In 2012, RedEye has added cast urethane molding services, injection molding services and has earned ISO 9001:2008 certification and AS9100C certifications for achieving quality management standards in aviation. RedEye has also added a new thermoplastic material – ABS-ESD7 – for its static dissipative properties, and has increased global manufacturing capacity by 50 percent by adding over 40 machines in network facilities in Belgium, Turkey and Brazil.
Many industries have taken advantage of RedEye’s fast and accurate manufacturing process, including aerospace, automotive, electronics and healthcare. “We serve all vertical industries,” Hanson explains. “We have grown to be a product development solutions provider, customizing parts that help companies develop their own products.”
It’s About Speed
The company’s versatility and short turnaround times attracted a large government contractor in the optics field during the war in Afghanistan. The contractor needed a large number of flashlights that would be mounted on weapons, and it needed them fast. The customer’s previous supplier required 12 weeks to turn around this order, so the contractor approached RedEye to expedite the process.
“They asked us if we could make the parts on demand faster,” Hanson explains. “We received the first file, produced the component and shipped it to the optics contractor for revisions the same day. They reviewed it and found they had to make some design changes, so they manipulated the design and re-sent the file.”
All this was completed in a couple of days, according to Hanson. RedEye was able to complete a 1,000-piece order within two weeks, shipping the pieces in intervals. During this timeframe, the contractor detected a design flaw. RedEye was able to help the contractor improve its design while maintaining its on-time delivery promise.

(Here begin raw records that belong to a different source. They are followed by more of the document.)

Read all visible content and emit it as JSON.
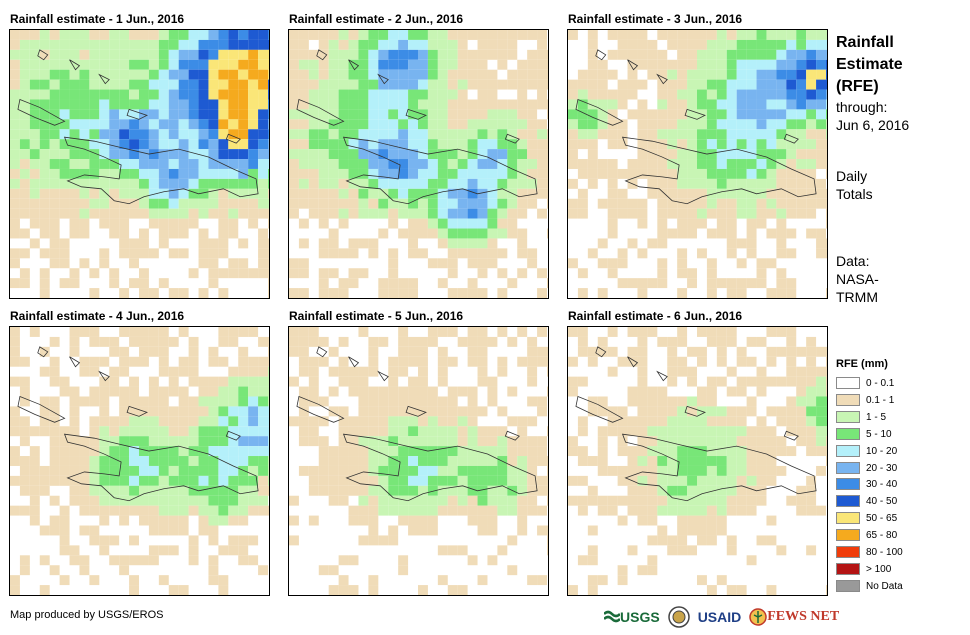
{
  "panels": [
    {
      "title": "Rainfall estimate - 1 Jun., 2016",
      "day": 1
    },
    {
      "title": "Rainfall estimate - 2 Jun., 2016",
      "day": 2
    },
    {
      "title": "Rainfall estimate - 3 Jun., 2016",
      "day": 3
    },
    {
      "title": "Rainfall estimate - 4 Jun., 2016",
      "day": 4
    },
    {
      "title": "Rainfall estimate - 5 Jun., 2016",
      "day": 5
    },
    {
      "title": "Rainfall estimate - 6 Jun., 2016",
      "day": 6
    }
  ],
  "sidebar": {
    "title_line1": "Rainfall",
    "title_line2": "Estimate",
    "title_line3": "(RFE)",
    "through_label": "through:",
    "through_date": "Jun 6, 2016",
    "daily_line1": "Daily",
    "daily_line2": "Totals",
    "data_line1": "Data:",
    "data_line2": "NASA-",
    "data_line3": "TRMM"
  },
  "legend": {
    "title": "RFE (mm)",
    "items": [
      {
        "label": "0 - 0.1",
        "color": "#ffffff"
      },
      {
        "label": "0.1 - 1",
        "color": "#f0dcb8"
      },
      {
        "label": "1 - 5",
        "color": "#c8f5b4"
      },
      {
        "label": "5 - 10",
        "color": "#78e678"
      },
      {
        "label": "10 - 20",
        "color": "#b4f0fa"
      },
      {
        "label": "20 - 30",
        "color": "#78b4f0"
      },
      {
        "label": "30 - 40",
        "color": "#3c8ce6"
      },
      {
        "label": "40 - 50",
        "color": "#1e5ad2"
      },
      {
        "label": "50 - 65",
        "color": "#fae678"
      },
      {
        "label": "65 - 80",
        "color": "#f5aa1e"
      },
      {
        "label": "80 - 100",
        "color": "#f03c0a"
      },
      {
        "label": "> 100",
        "color": "#b41414"
      },
      {
        "label": "No Data",
        "color": "#999999"
      }
    ]
  },
  "footer": {
    "credit": "Map produced by USGS/EROS"
  },
  "logos": {
    "usgs": "USGS",
    "usaid": "USAID",
    "fewsnet": "FEWS NET"
  }
}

Once product development engineers and traditional manufacturers understand how they can apply additive manufacturing to transform processes, it becomes easier to envision what factories of the future will look like, Hanson adds.
“Ten years from now, additive manufacturing will have caused so much disruption in the supply chain, that it will be a widely used tool among manufacturers to boost productivity,” Hanson says. “What’s exciting is that these factories of the future and the capability exist today.”